I never thought I’d be a statistic; part of the roughly 42 percent of Canadian marriages that end in divorce. To me, marriage was something solid and constant. It was unbreakable. You worked through your issues, you figured it out no matter what. It was never something I thought about as being an option. Until it was the only option.
Even though I’ve been separated for more than two years and officially divorced for about two months, I still struggle to get my head around it. Sometimes I feel like I’m living some sort of parallel life, where instead of being a happily married mom of two, I’m someplace else. I’m living another life, in which I’ve had to deal with lawyers, fix the internet modem on my own, survive being stranded with a flat tire on the side of a country road with my kids in the car, clean up vomit by myself in the middle of the night, and, most daunting of all, date. There have been so many ups and downs. Too many to list in my very first column.
But what I have learned is that it’s possible to move on, to become a better person, to think positively, be a great mom among great other things, and find happiness and strength in yourself. I’m not going to pretend that I succeed at everything every day; this is a journey and I’m still living it. So what I will offer you in this Girlfriend’s Guide is a no-holds-barred approach to all the issues you may be facing on your journey as a single mom. Whether you are separated or divorced or know someone who is, I hope to offer you my thoughts on everything from the best beauty products to use when you can’t stop crying and look like crap to the best stress-busting workouts to help you channel your anger and grief.

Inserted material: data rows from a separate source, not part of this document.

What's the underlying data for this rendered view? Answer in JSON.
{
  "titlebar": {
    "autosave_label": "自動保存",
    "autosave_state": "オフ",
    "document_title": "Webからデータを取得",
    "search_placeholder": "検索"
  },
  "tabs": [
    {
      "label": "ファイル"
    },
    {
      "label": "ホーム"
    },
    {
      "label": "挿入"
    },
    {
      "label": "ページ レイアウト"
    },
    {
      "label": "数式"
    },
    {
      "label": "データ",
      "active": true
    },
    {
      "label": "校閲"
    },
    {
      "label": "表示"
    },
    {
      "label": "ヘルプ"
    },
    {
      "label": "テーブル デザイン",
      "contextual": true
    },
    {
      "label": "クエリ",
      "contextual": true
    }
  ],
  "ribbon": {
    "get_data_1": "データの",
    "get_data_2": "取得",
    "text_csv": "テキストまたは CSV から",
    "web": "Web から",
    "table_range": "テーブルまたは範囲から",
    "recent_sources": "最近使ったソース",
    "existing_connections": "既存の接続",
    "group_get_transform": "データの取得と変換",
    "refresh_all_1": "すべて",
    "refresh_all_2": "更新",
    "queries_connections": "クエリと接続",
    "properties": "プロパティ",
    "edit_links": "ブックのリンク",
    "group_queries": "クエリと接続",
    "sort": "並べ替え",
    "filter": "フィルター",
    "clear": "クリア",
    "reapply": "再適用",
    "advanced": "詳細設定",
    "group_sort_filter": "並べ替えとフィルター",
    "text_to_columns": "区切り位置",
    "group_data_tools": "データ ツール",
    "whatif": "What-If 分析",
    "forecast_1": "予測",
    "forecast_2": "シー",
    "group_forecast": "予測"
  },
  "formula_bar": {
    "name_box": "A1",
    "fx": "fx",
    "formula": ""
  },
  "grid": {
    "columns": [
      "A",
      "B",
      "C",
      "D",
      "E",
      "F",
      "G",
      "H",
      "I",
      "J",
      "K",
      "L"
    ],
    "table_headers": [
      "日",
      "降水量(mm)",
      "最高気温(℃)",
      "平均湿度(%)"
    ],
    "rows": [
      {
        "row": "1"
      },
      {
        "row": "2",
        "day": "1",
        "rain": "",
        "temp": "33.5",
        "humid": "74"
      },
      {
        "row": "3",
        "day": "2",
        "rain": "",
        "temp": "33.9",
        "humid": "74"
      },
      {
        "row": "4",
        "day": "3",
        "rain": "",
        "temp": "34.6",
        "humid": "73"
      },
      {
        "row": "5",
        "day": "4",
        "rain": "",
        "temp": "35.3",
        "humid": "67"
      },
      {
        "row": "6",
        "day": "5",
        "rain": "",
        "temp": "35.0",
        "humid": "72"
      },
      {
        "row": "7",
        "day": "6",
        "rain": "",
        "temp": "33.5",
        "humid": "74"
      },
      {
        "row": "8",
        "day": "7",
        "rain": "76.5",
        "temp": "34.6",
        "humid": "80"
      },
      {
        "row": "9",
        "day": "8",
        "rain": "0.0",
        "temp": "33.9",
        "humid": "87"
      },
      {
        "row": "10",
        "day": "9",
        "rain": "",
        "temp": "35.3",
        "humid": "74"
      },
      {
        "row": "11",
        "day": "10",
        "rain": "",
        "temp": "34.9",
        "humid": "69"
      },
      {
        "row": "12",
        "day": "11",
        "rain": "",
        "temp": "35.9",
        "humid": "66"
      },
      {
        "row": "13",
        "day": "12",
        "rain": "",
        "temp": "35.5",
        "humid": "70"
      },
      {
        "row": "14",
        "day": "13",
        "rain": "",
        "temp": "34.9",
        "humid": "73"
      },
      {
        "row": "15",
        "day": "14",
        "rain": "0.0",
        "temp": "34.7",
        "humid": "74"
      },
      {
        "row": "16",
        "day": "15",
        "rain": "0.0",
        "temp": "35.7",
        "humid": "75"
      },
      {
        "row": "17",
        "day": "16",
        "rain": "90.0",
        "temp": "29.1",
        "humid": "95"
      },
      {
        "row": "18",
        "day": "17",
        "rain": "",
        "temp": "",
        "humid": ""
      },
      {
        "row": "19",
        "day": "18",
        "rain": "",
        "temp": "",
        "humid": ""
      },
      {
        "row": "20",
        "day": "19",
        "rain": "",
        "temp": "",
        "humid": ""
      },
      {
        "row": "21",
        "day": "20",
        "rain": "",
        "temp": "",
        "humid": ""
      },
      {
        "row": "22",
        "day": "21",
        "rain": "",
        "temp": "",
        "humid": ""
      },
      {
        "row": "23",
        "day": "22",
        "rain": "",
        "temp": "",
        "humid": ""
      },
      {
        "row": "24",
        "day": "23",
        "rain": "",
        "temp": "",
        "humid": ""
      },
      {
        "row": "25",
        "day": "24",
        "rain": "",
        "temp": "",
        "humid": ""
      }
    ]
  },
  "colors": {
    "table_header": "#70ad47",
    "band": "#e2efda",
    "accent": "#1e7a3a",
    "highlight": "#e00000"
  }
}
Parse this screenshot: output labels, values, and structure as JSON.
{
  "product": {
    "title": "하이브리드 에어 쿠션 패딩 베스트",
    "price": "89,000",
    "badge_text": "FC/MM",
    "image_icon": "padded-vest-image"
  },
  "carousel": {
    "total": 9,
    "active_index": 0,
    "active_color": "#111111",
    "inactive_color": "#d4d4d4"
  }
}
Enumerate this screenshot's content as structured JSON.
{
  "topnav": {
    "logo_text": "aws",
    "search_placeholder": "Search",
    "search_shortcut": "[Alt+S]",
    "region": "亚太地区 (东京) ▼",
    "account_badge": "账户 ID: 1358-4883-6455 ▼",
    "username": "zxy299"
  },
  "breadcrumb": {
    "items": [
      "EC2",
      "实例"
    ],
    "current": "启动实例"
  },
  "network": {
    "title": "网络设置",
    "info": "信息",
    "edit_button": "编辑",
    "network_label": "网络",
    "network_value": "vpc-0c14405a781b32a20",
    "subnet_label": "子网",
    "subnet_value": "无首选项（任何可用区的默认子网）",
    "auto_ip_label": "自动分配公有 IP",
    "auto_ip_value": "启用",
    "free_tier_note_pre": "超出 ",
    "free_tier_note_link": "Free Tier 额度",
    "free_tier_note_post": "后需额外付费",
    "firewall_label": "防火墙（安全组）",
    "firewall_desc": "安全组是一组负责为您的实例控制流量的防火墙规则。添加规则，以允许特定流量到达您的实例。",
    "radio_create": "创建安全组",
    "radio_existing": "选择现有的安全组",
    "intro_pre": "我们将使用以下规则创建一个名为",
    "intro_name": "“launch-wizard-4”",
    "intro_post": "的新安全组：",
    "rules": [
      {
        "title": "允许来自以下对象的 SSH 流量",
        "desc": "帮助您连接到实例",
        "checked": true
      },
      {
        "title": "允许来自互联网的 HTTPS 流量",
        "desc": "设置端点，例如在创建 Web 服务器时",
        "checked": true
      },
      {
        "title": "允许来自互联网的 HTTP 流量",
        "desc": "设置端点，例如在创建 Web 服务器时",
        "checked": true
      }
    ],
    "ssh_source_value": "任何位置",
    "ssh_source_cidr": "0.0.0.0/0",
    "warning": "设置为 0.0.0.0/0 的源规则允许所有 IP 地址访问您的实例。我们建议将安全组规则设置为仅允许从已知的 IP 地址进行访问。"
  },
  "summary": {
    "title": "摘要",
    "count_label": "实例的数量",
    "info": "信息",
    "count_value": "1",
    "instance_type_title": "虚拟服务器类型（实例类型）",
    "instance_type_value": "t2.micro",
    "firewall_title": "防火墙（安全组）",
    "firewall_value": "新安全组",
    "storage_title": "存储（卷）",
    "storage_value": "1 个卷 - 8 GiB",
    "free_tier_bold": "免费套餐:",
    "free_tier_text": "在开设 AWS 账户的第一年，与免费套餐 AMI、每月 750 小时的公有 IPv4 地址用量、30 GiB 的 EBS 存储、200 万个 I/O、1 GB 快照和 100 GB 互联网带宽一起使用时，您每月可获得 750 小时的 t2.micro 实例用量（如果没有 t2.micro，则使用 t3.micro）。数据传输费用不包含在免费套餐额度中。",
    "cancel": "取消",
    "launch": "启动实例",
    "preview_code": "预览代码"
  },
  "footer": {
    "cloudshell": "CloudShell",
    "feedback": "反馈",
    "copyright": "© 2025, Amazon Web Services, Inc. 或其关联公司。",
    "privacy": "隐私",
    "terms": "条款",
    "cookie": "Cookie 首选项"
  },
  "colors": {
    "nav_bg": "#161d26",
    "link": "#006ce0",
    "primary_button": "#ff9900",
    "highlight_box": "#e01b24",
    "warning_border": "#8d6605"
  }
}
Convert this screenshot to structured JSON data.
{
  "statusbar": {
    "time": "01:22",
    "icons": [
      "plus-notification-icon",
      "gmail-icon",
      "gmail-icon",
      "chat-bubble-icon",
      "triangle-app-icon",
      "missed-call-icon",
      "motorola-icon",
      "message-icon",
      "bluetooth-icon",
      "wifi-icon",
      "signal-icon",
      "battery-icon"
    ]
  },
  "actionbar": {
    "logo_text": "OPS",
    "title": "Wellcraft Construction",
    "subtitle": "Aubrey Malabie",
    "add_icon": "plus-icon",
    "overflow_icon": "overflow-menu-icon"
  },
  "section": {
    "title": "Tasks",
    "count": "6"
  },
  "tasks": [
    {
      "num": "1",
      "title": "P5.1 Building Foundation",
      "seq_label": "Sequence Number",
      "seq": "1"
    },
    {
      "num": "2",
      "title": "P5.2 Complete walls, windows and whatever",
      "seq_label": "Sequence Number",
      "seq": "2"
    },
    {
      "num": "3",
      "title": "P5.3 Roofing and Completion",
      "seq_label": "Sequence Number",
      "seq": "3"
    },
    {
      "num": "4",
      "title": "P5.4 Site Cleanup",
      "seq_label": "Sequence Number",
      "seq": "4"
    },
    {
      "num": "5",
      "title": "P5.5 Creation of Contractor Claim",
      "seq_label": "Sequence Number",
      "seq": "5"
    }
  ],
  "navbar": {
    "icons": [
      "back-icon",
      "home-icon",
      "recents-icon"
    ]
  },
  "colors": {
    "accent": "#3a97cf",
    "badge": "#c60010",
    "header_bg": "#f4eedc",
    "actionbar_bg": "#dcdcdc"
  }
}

For now, I will offer you my three best pieces of advice:
1. Find a good therapist. Your therapist will be your lifeline to improved mental health, which should be your goal. Eventually you will get tired of crying to your sister, best friend and mom. You will feel like a broken record and won’t remember who you told what parts to and who you’re trying to keep parts from. Pay someone to help you. They don’t have a choice but to listen and help you sort through all the phases of this stage in your separation or divorce. You will leave each session feeling like a new and improved version of yourself. You will start to see that anything is possible, including happiness.
2. Get to the gym. I can’t tell you how many times I’ve been to the gym to channel my anger and sadness. There were times I was so sad I’d cry through a whole spin class. There were times I punched so hard in my boxing class that others thought I was the She-Hulk. Who cares. Afterward, I felt exhausted and calm. It’s a good outlet – better than binge eating or compulsive shopping, anyway! Find a gym or health club that feels like home; then make it your home several times a week.
3. Go shopping. If you are like me, I couldn’t eat a thing after I separated and I quickly lost a lot of weight. It felt like my jaw was wired shut. I had completely lost my appetite. And I needed to shed my frumpy old wardrobe, stat. Even if you buy a trendy new pair of workout tights or a great pair of shoes for the dates you can’t imagine going on (yet) there is something about shedding the old you and dressing the person you are and the body you have now. Maybe you’re more adventurous than you thought. Maybe you’re sexier. You don’t have to spend a ton of money to look good or to let yourself know that you’re worth it.